То, что он проходил те же пороги, которые должны были одолевать и они, наверное, слегка реабилитировало Михаила в их глазах, но что из того? Все равно он, по их мнению, был здесь неуместен. Возраст, в котором здесь надлежало показывать себя, был совсем не тот, в каком он сюда заявился. Для них он был чем-то вроде Деда Таруотера из рассказа Джека Лондона «Как аргонавты в старину», который в серьезном возрасте поперся за золотом на Клондайк. – «Но тот хоть золото искал, – подумал Михаил. – А ты что? Себя?» – «А разве не стоило? – возразил себе он. – Неужто на обретении золота все заканчивается? С золотом в кармане или в банке все равно надо что-то делать, в том числе и себя искать. К тому же здесь я нахожу свое золото – впечатления и итоги размышлений. Если кому-то этого кажется мало, то не мне».

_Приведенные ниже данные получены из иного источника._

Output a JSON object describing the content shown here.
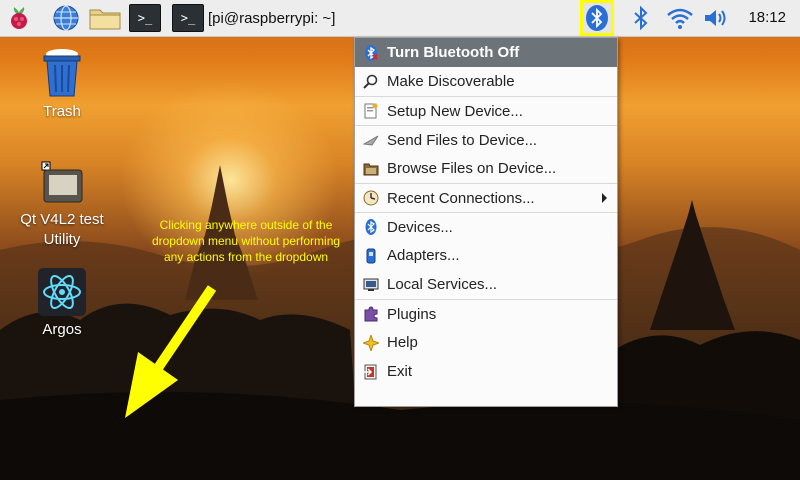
{
  "taskbar": {
    "terminal_prompt": ">_",
    "task_title": "[pi@raspberrypi: ~]",
    "clock": "18:12"
  },
  "desktop": {
    "items": [
      {
        "label": "Trash"
      },
      {
        "label": "Qt V4L2 test Utility"
      },
      {
        "label": "Argos"
      }
    ]
  },
  "annotation": {
    "text": "Clicking anywhere outside of the dropdown menu without performing any actions from the dropdown",
    "color": "#ffff00"
  },
  "bluetooth_menu": {
    "items": [
      {
        "label": "Turn Bluetooth Off",
        "icon": "bluetooth-off-icon",
        "active": true
      },
      {
        "label": "Make Discoverable",
        "icon": "search-icon"
      },
      {
        "label": "Setup New Device...",
        "icon": "setup-wizard-icon"
      },
      {
        "label": "Send Files to Device...",
        "icon": "send-files-icon"
      },
      {
        "label": "Browse Files on Device...",
        "icon": "folder-icon"
      },
      {
        "label": "Recent Connections...",
        "icon": "recent-icon",
        "submenu": true
      },
      {
        "label": "Devices...",
        "icon": "bluetooth-icon"
      },
      {
        "label": "Adapters...",
        "icon": "adapter-icon"
      },
      {
        "label": "Local Services...",
        "icon": "services-icon"
      },
      {
        "label": "Plugins",
        "icon": "puzzle-icon"
      },
      {
        "label": "Help",
        "icon": "help-icon"
      },
      {
        "label": "Exit",
        "icon": "exit-icon"
      }
    ]
  },
  "colors": {
    "taskbar_bg": "#ededed",
    "menu_active_bg": "#6d7479",
    "highlight_box": "#ffff00",
    "bluetooth_blue": "#2a6fd6"
  }
}
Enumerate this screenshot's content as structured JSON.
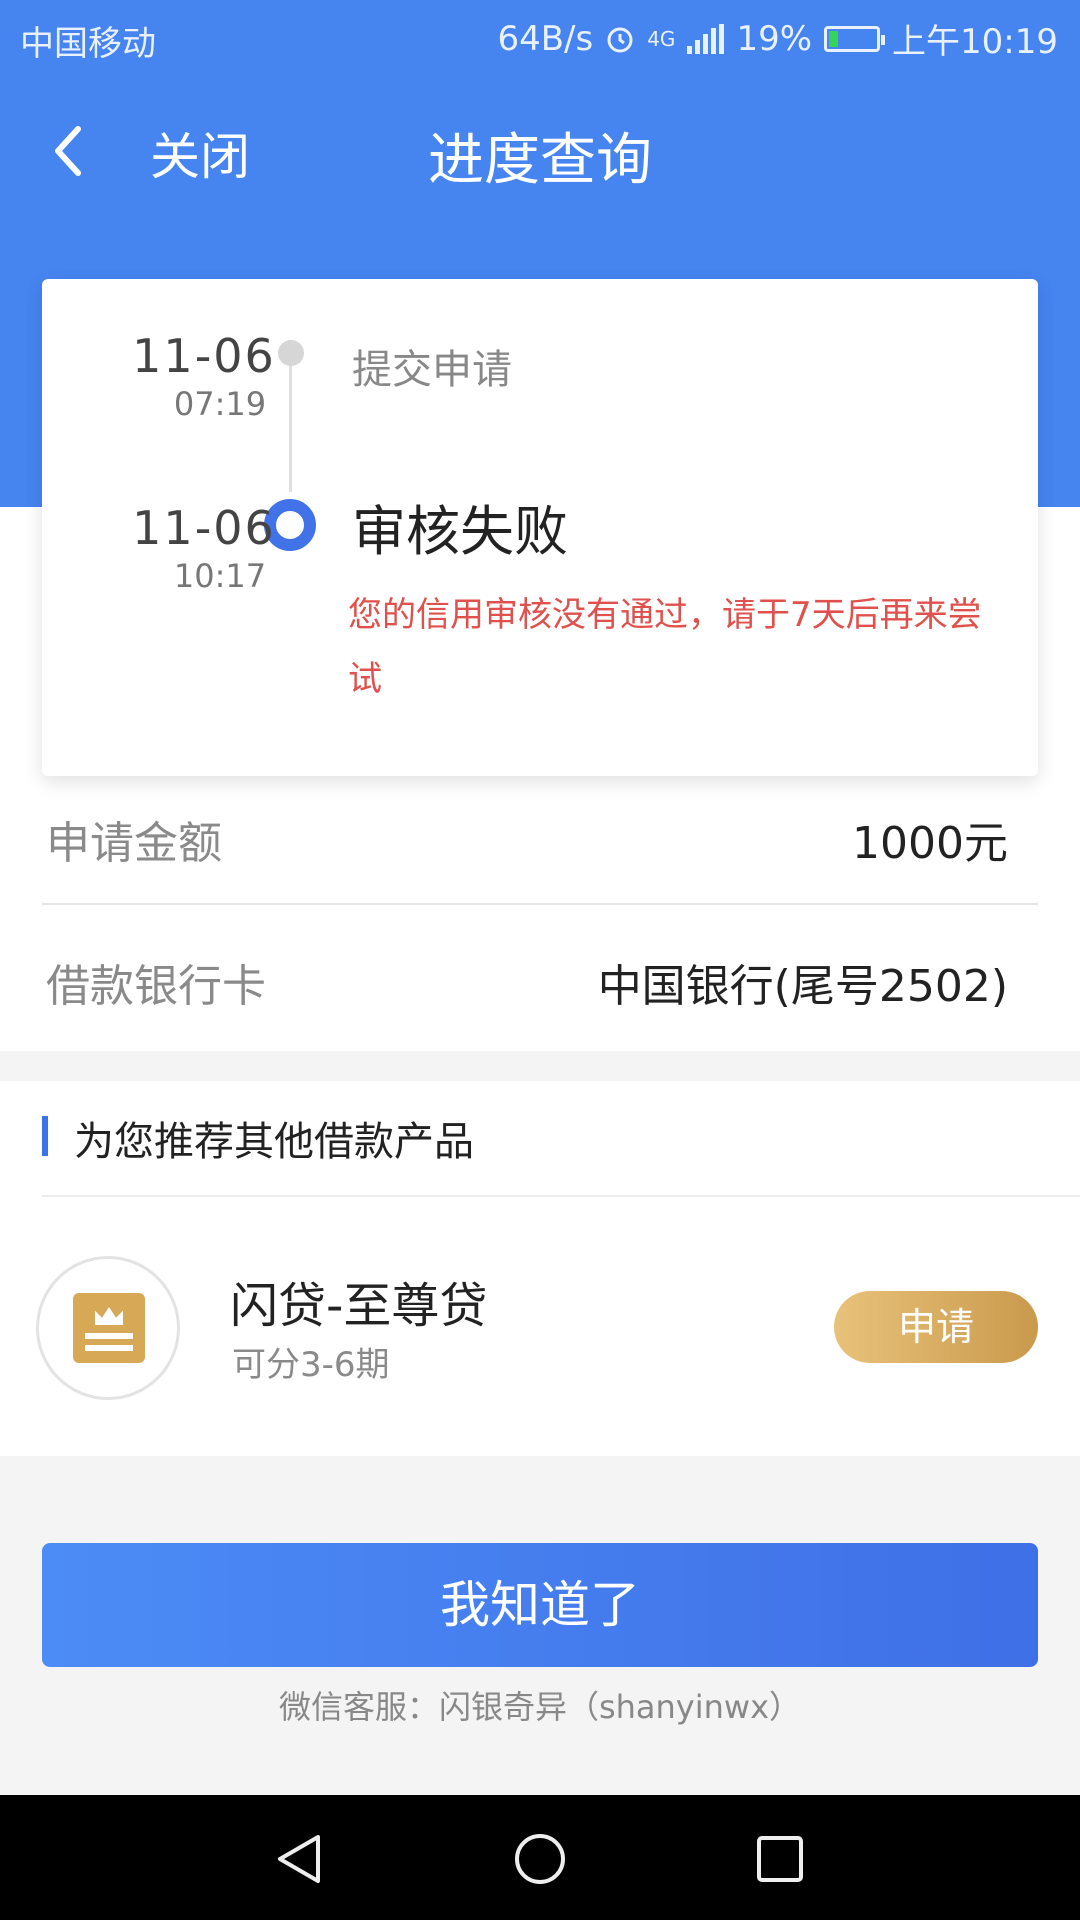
{
  "status_bar": {
    "carrier": "中国移动",
    "speed": "64B/s",
    "network": "4G",
    "battery": "19%",
    "battery_level": 0.19,
    "time": "上午10:19",
    "icons": [
      "alarm-icon",
      "signal-icon",
      "battery-icon"
    ]
  },
  "nav": {
    "close_label": "关闭",
    "title": "进度查询"
  },
  "progress": {
    "steps": [
      {
        "date": "11-06",
        "time": "07:19",
        "label": "提交申请"
      },
      {
        "date": "11-06",
        "time": "10:17",
        "label": "审核失败",
        "message": "您的信用审核没有通过，请于7天后再来尝试"
      }
    ]
  },
  "details": [
    {
      "label": "申请金额",
      "value": "1000元"
    },
    {
      "label": "借款银行卡",
      "value": "中国银行(尾号2502)"
    }
  ],
  "recommend": {
    "heading": "为您推荐其他借款产品",
    "product": {
      "name": "闪贷-至尊贷",
      "subtitle": "可分3-6期",
      "apply_label": "申请",
      "logo_icon": "crown-badge-icon"
    }
  },
  "confirm_label": "我知道了",
  "wechat_service": "微信客服：闪银奇异（shanyinwx）",
  "colors": {
    "primary": "#4684f0",
    "error": "#e0504c",
    "gold": "#d7a856"
  }
}
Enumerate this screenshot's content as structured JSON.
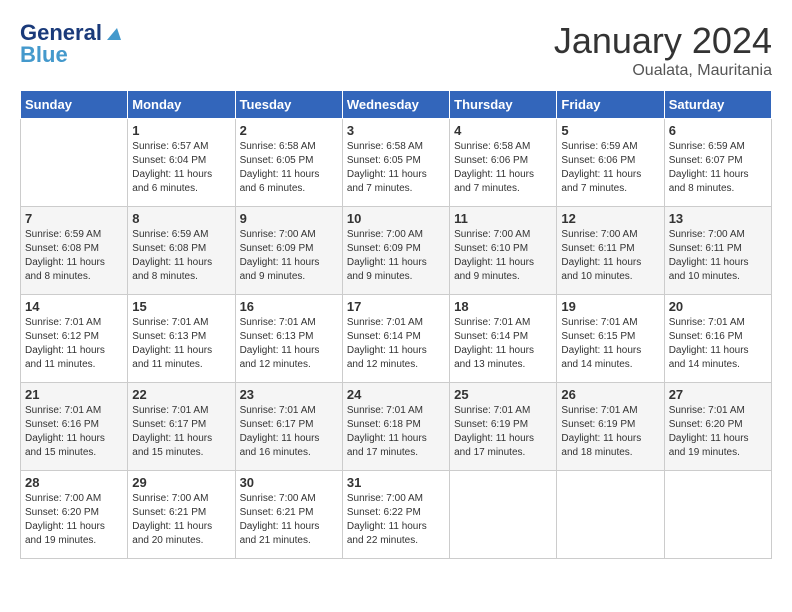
{
  "logo": {
    "text1": "General",
    "text2": "Blue"
  },
  "title": "January 2024",
  "location": "Oualata, Mauritania",
  "weekdays": [
    "Sunday",
    "Monday",
    "Tuesday",
    "Wednesday",
    "Thursday",
    "Friday",
    "Saturday"
  ],
  "weeks": [
    [
      {
        "day": "",
        "info": ""
      },
      {
        "day": "1",
        "info": "Sunrise: 6:57 AM\nSunset: 6:04 PM\nDaylight: 11 hours\nand 6 minutes."
      },
      {
        "day": "2",
        "info": "Sunrise: 6:58 AM\nSunset: 6:05 PM\nDaylight: 11 hours\nand 6 minutes."
      },
      {
        "day": "3",
        "info": "Sunrise: 6:58 AM\nSunset: 6:05 PM\nDaylight: 11 hours\nand 7 minutes."
      },
      {
        "day": "4",
        "info": "Sunrise: 6:58 AM\nSunset: 6:06 PM\nDaylight: 11 hours\nand 7 minutes."
      },
      {
        "day": "5",
        "info": "Sunrise: 6:59 AM\nSunset: 6:06 PM\nDaylight: 11 hours\nand 7 minutes."
      },
      {
        "day": "6",
        "info": "Sunrise: 6:59 AM\nSunset: 6:07 PM\nDaylight: 11 hours\nand 8 minutes."
      }
    ],
    [
      {
        "day": "7",
        "info": "Sunrise: 6:59 AM\nSunset: 6:08 PM\nDaylight: 11 hours\nand 8 minutes."
      },
      {
        "day": "8",
        "info": "Sunrise: 6:59 AM\nSunset: 6:08 PM\nDaylight: 11 hours\nand 8 minutes."
      },
      {
        "day": "9",
        "info": "Sunrise: 7:00 AM\nSunset: 6:09 PM\nDaylight: 11 hours\nand 9 minutes."
      },
      {
        "day": "10",
        "info": "Sunrise: 7:00 AM\nSunset: 6:09 PM\nDaylight: 11 hours\nand 9 minutes."
      },
      {
        "day": "11",
        "info": "Sunrise: 7:00 AM\nSunset: 6:10 PM\nDaylight: 11 hours\nand 9 minutes."
      },
      {
        "day": "12",
        "info": "Sunrise: 7:00 AM\nSunset: 6:11 PM\nDaylight: 11 hours\nand 10 minutes."
      },
      {
        "day": "13",
        "info": "Sunrise: 7:00 AM\nSunset: 6:11 PM\nDaylight: 11 hours\nand 10 minutes."
      }
    ],
    [
      {
        "day": "14",
        "info": "Sunrise: 7:01 AM\nSunset: 6:12 PM\nDaylight: 11 hours\nand 11 minutes."
      },
      {
        "day": "15",
        "info": "Sunrise: 7:01 AM\nSunset: 6:13 PM\nDaylight: 11 hours\nand 11 minutes."
      },
      {
        "day": "16",
        "info": "Sunrise: 7:01 AM\nSunset: 6:13 PM\nDaylight: 11 hours\nand 12 minutes."
      },
      {
        "day": "17",
        "info": "Sunrise: 7:01 AM\nSunset: 6:14 PM\nDaylight: 11 hours\nand 12 minutes."
      },
      {
        "day": "18",
        "info": "Sunrise: 7:01 AM\nSunset: 6:14 PM\nDaylight: 11 hours\nand 13 minutes."
      },
      {
        "day": "19",
        "info": "Sunrise: 7:01 AM\nSunset: 6:15 PM\nDaylight: 11 hours\nand 14 minutes."
      },
      {
        "day": "20",
        "info": "Sunrise: 7:01 AM\nSunset: 6:16 PM\nDaylight: 11 hours\nand 14 minutes."
      }
    ],
    [
      {
        "day": "21",
        "info": "Sunrise: 7:01 AM\nSunset: 6:16 PM\nDaylight: 11 hours\nand 15 minutes."
      },
      {
        "day": "22",
        "info": "Sunrise: 7:01 AM\nSunset: 6:17 PM\nDaylight: 11 hours\nand 15 minutes."
      },
      {
        "day": "23",
        "info": "Sunrise: 7:01 AM\nSunset: 6:17 PM\nDaylight: 11 hours\nand 16 minutes."
      },
      {
        "day": "24",
        "info": "Sunrise: 7:01 AM\nSunset: 6:18 PM\nDaylight: 11 hours\nand 17 minutes."
      },
      {
        "day": "25",
        "info": "Sunrise: 7:01 AM\nSunset: 6:19 PM\nDaylight: 11 hours\nand 17 minutes."
      },
      {
        "day": "26",
        "info": "Sunrise: 7:01 AM\nSunset: 6:19 PM\nDaylight: 11 hours\nand 18 minutes."
      },
      {
        "day": "27",
        "info": "Sunrise: 7:01 AM\nSunset: 6:20 PM\nDaylight: 11 hours\nand 19 minutes."
      }
    ],
    [
      {
        "day": "28",
        "info": "Sunrise: 7:00 AM\nSunset: 6:20 PM\nDaylight: 11 hours\nand 19 minutes."
      },
      {
        "day": "29",
        "info": "Sunrise: 7:00 AM\nSunset: 6:21 PM\nDaylight: 11 hours\nand 20 minutes."
      },
      {
        "day": "30",
        "info": "Sunrise: 7:00 AM\nSunset: 6:21 PM\nDaylight: 11 hours\nand 21 minutes."
      },
      {
        "day": "31",
        "info": "Sunrise: 7:00 AM\nSunset: 6:22 PM\nDaylight: 11 hours\nand 22 minutes."
      },
      {
        "day": "",
        "info": ""
      },
      {
        "day": "",
        "info": ""
      },
      {
        "day": "",
        "info": ""
      }
    ]
  ]
}
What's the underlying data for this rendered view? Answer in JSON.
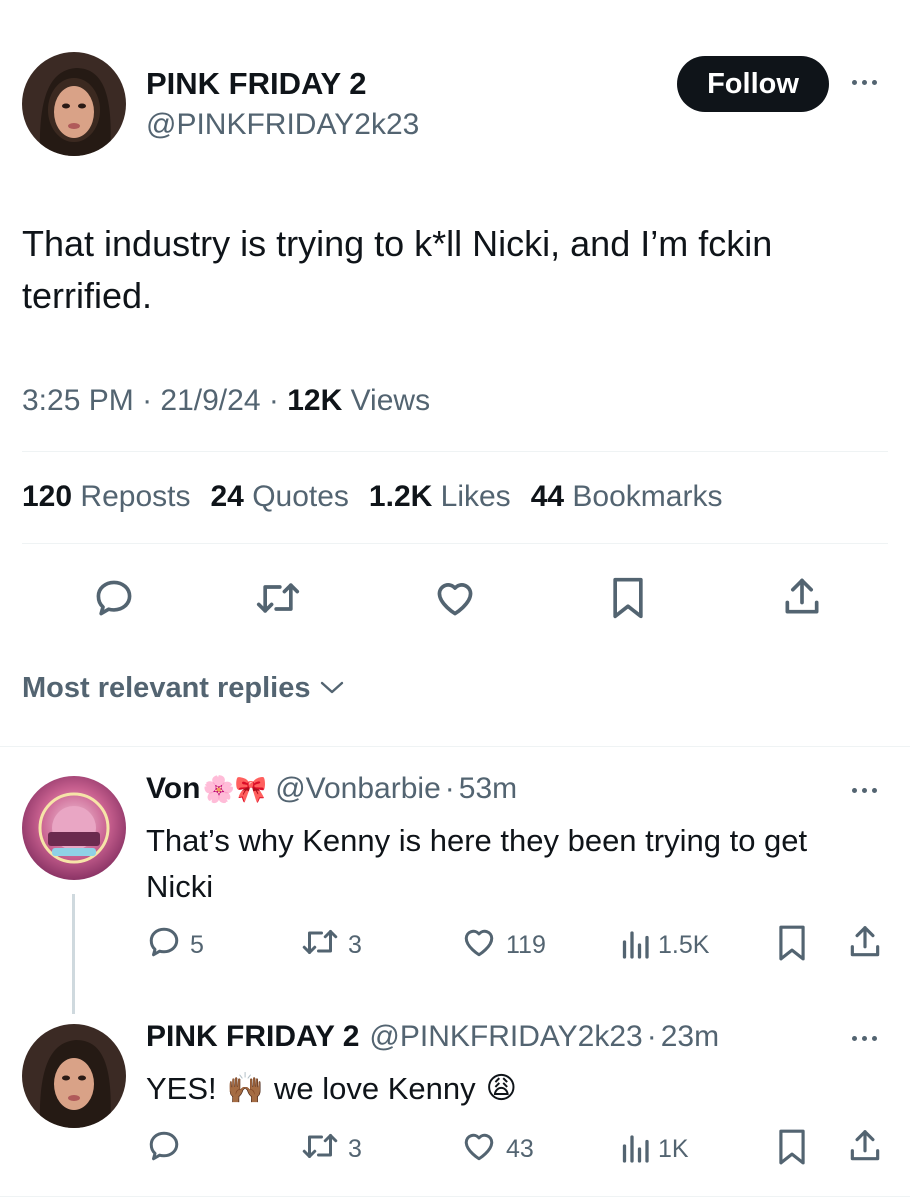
{
  "tweet": {
    "author_name": "PINK FRIDAY 2",
    "author_handle": "@PINKFRIDAY2k23",
    "follow_label": "Follow",
    "text": "That industry is trying to k*ll Nicki, and I’m fckin terrified.",
    "time": "3:25 PM",
    "date": "21/9/24",
    "views_count": "12K",
    "views_label": "Views",
    "stats": {
      "reposts_count": "120",
      "reposts_label": "Reposts",
      "quotes_count": "24",
      "quotes_label": "Quotes",
      "likes_count": "1.2K",
      "likes_label": "Likes",
      "bookmarks_count": "44",
      "bookmarks_label": "Bookmarks"
    }
  },
  "replies_sort_label": "Most relevant replies",
  "replies": [
    {
      "name": "Von",
      "handle": "@Vonbarbie",
      "time": "53m",
      "name_emoji": "🌸🎀",
      "text": "That’s why Kenny is here they been trying to get Nicki",
      "reply_count": "5",
      "repost_count": "3",
      "like_count": "119",
      "view_count": "1.5K"
    },
    {
      "name": "PINK FRIDAY 2",
      "handle": "@PINKFRIDAY2k23",
      "time": "23m",
      "text_part1": "YES!",
      "text_part2": "we love Kenny",
      "reply_count": "",
      "repost_count": "3",
      "like_count": "43",
      "view_count": "1K"
    }
  ],
  "colors": {
    "text_primary": "#0f1419",
    "text_secondary": "#536471",
    "divider": "#eff3f4",
    "follow_bg": "#0f1419"
  }
}
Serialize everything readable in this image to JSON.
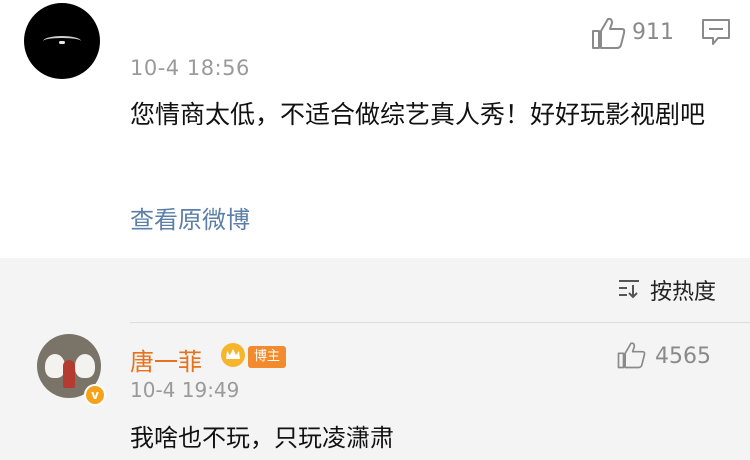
{
  "comment": {
    "likes": "911",
    "time": "10-4 18:56",
    "text": "您情商太低，不适合做综艺真人秀！好好玩影视剧吧",
    "view_original": "查看原微博"
  },
  "sort": {
    "label": "按热度"
  },
  "reply": {
    "name": "唐一菲",
    "tag": "博主",
    "likes": "4565",
    "time": "10-4 19:49",
    "text": "我啥也不玩，只玩凌潇肃"
  },
  "colors": {
    "link": "#5c7fa8",
    "name": "#e8711c",
    "tag": "#f28a2e",
    "band": "#f4f4f4"
  }
}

Михаил вновь против воли задумался о встреченных здесь туристах. Они тоже самоутверждались по неизменной схеме, свойственной людям, которые впервые сталкиваются с чем-то, в данном случае – с опасной мощью воды, по схеме проб и ошибок и естественного отбора тех, кто находит удовлетворительное решение проблемы и готов сталкиваться с новыми. Михаил это уже проходил. И все равно в очередной раз должен был – и хотел – доказывать все сначала. Вот это, наверное, и выглядело наиболее странным при взгляде на него со стороны.
Глава 16
Да, нормы возраста, подходящего для путешествий, существовали. Достаточно было вспомнить, сколько бывших спутников и как давно отошли от спортивного туризма. Но назло нормам существовали и блистательные исключения. Тур Хейердал, чьим далеко не юным, хотя и сильно уступающим в возрасте, спутником трижды бывал в океанских плаваниях на сомнительных плавсредствах неувядающий Юрий Сенкевич. Великий открыватель «голубого континента» командор Жак-Ив Кусто являл собой пример еще большего экспедиционного долголетия. Руководитель спортивной команды полярных путешественников полковник Владимир Чуков – первый в истории и притом неоднократный покоритель Северного Полюса в автономном режиме – без собак и авиационной поддержки – совершал практически невозможное в возрасте пятидесяти лет и за пятьдесят. Разумеется, с такими людьми нечего было и думать сравниваться. Их деяния были настоящими подвигами духа. Как бы ни хотелось, но нельзя было представить себя на их месте, особенно рядом с такими, как Чуков – фанатичный и волевой, вечно голодный в долгом арктическом походе (ради предельного сокращения веса все равно неимоверного груза), совершающих невероятно тяжелую работу, непосильную обычному человеку даже в течение двух часов. Рядом с ним в пути дважды умирали другие волевые члены команды, но к Полюсу он выходил вместе с оставшимися, и одним из них был величайший из всех путешественников Федор Конюхов. Конюхов, правда, оказался честнее Чукова в том смысле, что свои экспериментальные затеи он осуществлял в одиночестве, считая, видимо, что он имеет право рисковать только своей жизнью и судьбой. Но подвигов Чукова это все-таки не умаляло. Как и подвига командора Кусто, потерявшего взрослого сына Филиппа – своего духовного наследника – в одной из своих экспедиций.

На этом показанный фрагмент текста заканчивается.